Google Protocol Buffers (protobuf): format specification

Google Protocol Buffers (AKA protobuf) is a popular data serialization scheme used for communication protocols, data storage, etc. There are implementations are available for almost every popular language. The focus points of this scheme are brevity (data is encoded in a very size-efficient manner) and extensibility (one can add keys to the structure, while keeping it readable in previous version of software).

Protobuf uses semi-self-describing encoding scheme for its messages. It means that it is possible to parse overall structure of the message (skipping over fields one can't understand), but to fully understand the message, one needs a protocol definition file (.proto). To be specific:

"Keys" in key-value pairs provided in the message are identified only with an integer "field tag". .proto file provides info on which symbolic field names these field tags map to.
"Keys" also provide something called "wire type". It's not a data type in its common sense (i.e. you can't, for example, distinguish sint32 vs uint32 vs some enum, or string from bytes), but it's enough information to determine how many bytes to parse. Interpretation of the value should be done according to the type specified in .proto file.
There's no direct information on which fields are optional / required, which fields may be repeated or constitute a map, what restrictions are placed on fields usage in a single message, what are the fields' default values, etc, etc.

KS implementation details

License: MIT

Minimal Kaitai Struct required: 0.7

References

This page hosts a formal specification of Google Protocol Buffers (protobuf) using Kaitai Struct. This specification can be automatically translated into a variety of programming languages to get a parsing library.

Block diagram

Format specification in Kaitai Struct YAML

meta:
  id: google_protobuf
  title: Google Protocol Buffers (protobuf)
  xref:
    justsolve: Protobuf
    wikidata: Q1645574
  license: MIT
  ks-version: 0.7
  imports:
    - /common/vlq_base128_le
doc: |
  Google Protocol Buffers (AKA protobuf) is a popular data
  serialization scheme used for communication protocols, data storage,
  etc.

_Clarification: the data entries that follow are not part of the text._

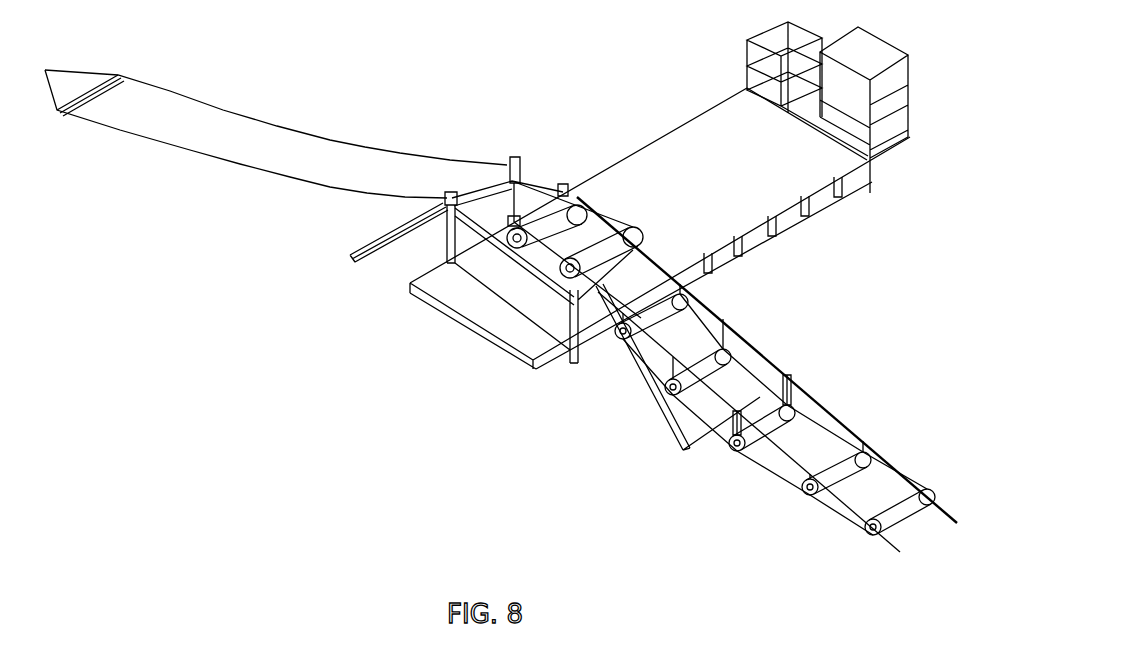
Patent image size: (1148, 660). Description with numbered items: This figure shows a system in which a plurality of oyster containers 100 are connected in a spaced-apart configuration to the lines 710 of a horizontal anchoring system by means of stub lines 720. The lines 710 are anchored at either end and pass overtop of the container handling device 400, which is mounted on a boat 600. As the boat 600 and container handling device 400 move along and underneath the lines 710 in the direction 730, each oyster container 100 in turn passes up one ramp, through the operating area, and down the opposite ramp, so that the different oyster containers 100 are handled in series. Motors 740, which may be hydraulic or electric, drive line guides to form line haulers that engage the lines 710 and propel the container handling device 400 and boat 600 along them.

The oyster container 100 is at (577, 204).
The container handling device 400 is at (397, 255).
The boat 600 is at (488, 332).
The lines 710 is at (372, 147).
The stub lines 720 is at (563, 187).
The direction 730 is at (748, 505).
The motors 740 is at (526, 172).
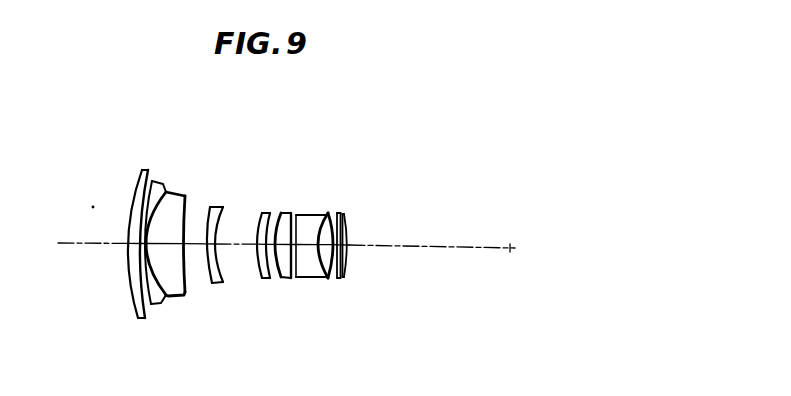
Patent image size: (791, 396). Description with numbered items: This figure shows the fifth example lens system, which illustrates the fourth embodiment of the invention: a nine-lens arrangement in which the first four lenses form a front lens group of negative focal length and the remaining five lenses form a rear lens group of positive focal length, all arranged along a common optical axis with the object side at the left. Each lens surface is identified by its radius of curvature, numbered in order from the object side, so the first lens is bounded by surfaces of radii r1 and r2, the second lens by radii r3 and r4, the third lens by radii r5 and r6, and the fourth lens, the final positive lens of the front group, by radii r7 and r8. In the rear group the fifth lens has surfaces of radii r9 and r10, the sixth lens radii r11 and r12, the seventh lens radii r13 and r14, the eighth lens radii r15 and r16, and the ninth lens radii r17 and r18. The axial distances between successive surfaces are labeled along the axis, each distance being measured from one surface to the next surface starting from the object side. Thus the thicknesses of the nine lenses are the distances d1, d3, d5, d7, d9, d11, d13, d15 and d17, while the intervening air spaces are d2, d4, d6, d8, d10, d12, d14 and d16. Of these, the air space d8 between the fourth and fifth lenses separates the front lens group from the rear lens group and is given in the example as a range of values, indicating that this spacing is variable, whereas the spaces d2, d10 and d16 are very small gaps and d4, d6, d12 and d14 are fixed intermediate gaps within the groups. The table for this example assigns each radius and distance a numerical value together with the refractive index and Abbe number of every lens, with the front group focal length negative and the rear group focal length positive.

The radius of curvature of first lens surface r1 is at (139, 193).
The radius of curvature of second lens surface r2 is at (146, 190).
The radius of curvature of third lens surface r3 is at (155, 181).
The radius of curvature of fourth lens surface r4 is at (167, 191).
The radius of curvature of fifth lens surface r5 is at (185, 196).
The radius of curvature of sixth lens surface r6 is at (209, 207).
The radius of curvature of seventh lens surface r7 is at (221, 207).
The radius of curvature of eighth lens surface r8 is at (260, 213).
The radius of curvature of ninth lens surface r9 is at (268, 213).
The radius of curvature of tenth lens surface r10 is at (281, 213).
The radius of curvature of eleventh lens surface r11 is at (291, 212).
The radius of curvature of twelfth lens surface r12 is at (297, 214).
The radius of curvature of thirteenth lens surface r13 is at (322, 214).
The radius of curvature of fourteenth lens surface r14 is at (330, 214).
The radius of curvature of fifteenth lens surface r15 is at (340, 214).
The radius of curvature of sixteenth lens surface r16 is at (346, 225).
The radius of curvature of seventeenth lens surface r17 is at (347, 229).
The radius of curvature of eighteenth lens surface r18 is at (348, 236).
The axial distance between first and second surfaces d1 is at (137, 246).
The axial distance between second and third surfaces d2 is at (143, 247).
The axial distance between third and fourth surfaces d3 is at (147, 250).
The axial distance between fourth and fifth surfaces d4 is at (163, 257).
The axial distance between fifth and sixth surfaces d5 is at (188, 250).
The axial distance between sixth and seventh surfaces d6 is at (206, 242).
The axial distance between seventh and eighth surfaces d7 is at (209, 265).
The axial distance between eighth and ninth surfaces d8 is at (238, 252).
The axial distance between ninth and tenth surfaces d9 is at (252, 241).
The axial distance between tenth and eleventh surfaces d10 is at (263, 279).
The axial distance between eleventh and twelfth surfaces d11 is at (272, 278).
The axial distance between twelfth and thirteenth surfaces d12 is at (300, 278).
The axial distance between thirteenth and fourteenth surfaces d13 is at (311, 278).
The axial distance between fourteenth and fifteenth surfaces d14 is at (331, 280).
The axial distance between fifteenth and sixteenth surfaces d15 is at (343, 285).
The axial distance between sixteenth and seventeenth surfaces d16 is at (346, 272).
The axial distance between seventeenth and eighteenth surfaces d17 is at (347, 256).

There are implementations are available for almost every
  popular language. The focus points of this scheme are brevity (data
  is encoded in a very size-efficient manner) and extensibility (one
  can add keys to the structure, while keeping it readable in previous
  version of software).

  Protobuf uses semi-self-describing encoding scheme for its
  messages. It means that it is possible to parse overall structure of
  the message (skipping over fields one can't understand), but to
  fully understand the message, one needs a protocol definition file
  (`.proto`). To be specific:

  * "Keys" in key-value pairs provided in the message are identified
    only with an integer "field tag". `.proto` file provides info on
    which symbolic field names these field tags map to.
  * "Keys" also provide something called "wire type". It's not a data
    type in its common sense (i.e. you can't, for example, distinguish
    `sint32` vs `uint32` vs some enum, or `string` from `bytes`), but
    it's enough information to determine how many bytes to
    parse. Interpretation of the value should be done according to the
    type specified in `.proto` file.
  * There's no direct information on which fields are optional /
    required, which fields may be repeated or constitute a map, what
    restrictions are placed on fields usage in a single message, what
    are the fields' default values, etc, etc.
doc-ref: https://protobuf.dev/programming-guides/encoding/
seq:
  - id: pairs
    type: pair
    repeat: eos
    doc: Key-value pairs which constitute a message
types:
  pair:
    doc: Key-value pair
    seq:
      - id: key
        type: vlq_base128_le
        doc: |
          Key is a bit-mapped variable-length integer: lower 3 bits
          are used for "wire type", and everything higher designates
          an integer "field tag".
      - id: value
        doc: |
          Value that corresponds to field identified by
          `field_tag`. Type is determined approximately: there is
          enough information to parse it unambiguously from a stream,
          but further information from `.proto` file is required to
          interpret it properly.
        type:
          switch-on: wire_type
          cases:
            'wire_types::varint': vlq_base128_le
            'wire_types::len_delimited': delimited_bytes
            'wire_types::bit_64': u8le
            'wire_types::bit_32': u4le
    instances:
      wire_type:
        value: 'key.value & 0b111'
        enum: wire_types
        doc: |
          "Wire type" is a part of the "key" that carries enough
          information to parse value from the wire, i.e. read correct
          amount of bytes, but there's not enough information to
          interpret in unambiguously. For example, one can't clearly
          distinguish 64-bit fixed-sized integers from 64-bit floats,
          signed zigzag-encoded varints from regular unsigned varints,
          arbitrary bytes from UTF-8 encoded strings, etc.
      field_tag:
        value: 'key.value >> 3'
        doc: |
          Identifies a field of protocol. One can look up symbolic
          field name in a `.proto` file by this field tag.
    enums:
      wire_types:
        0: varint
        1: bit_64
        2: len_delimited
        3: group_start
        4: group_end
        5: bit_32
  delimited_bytes:
    seq:
      - id: len
        type: vlq_base128_le
      - id: body
        size: len.value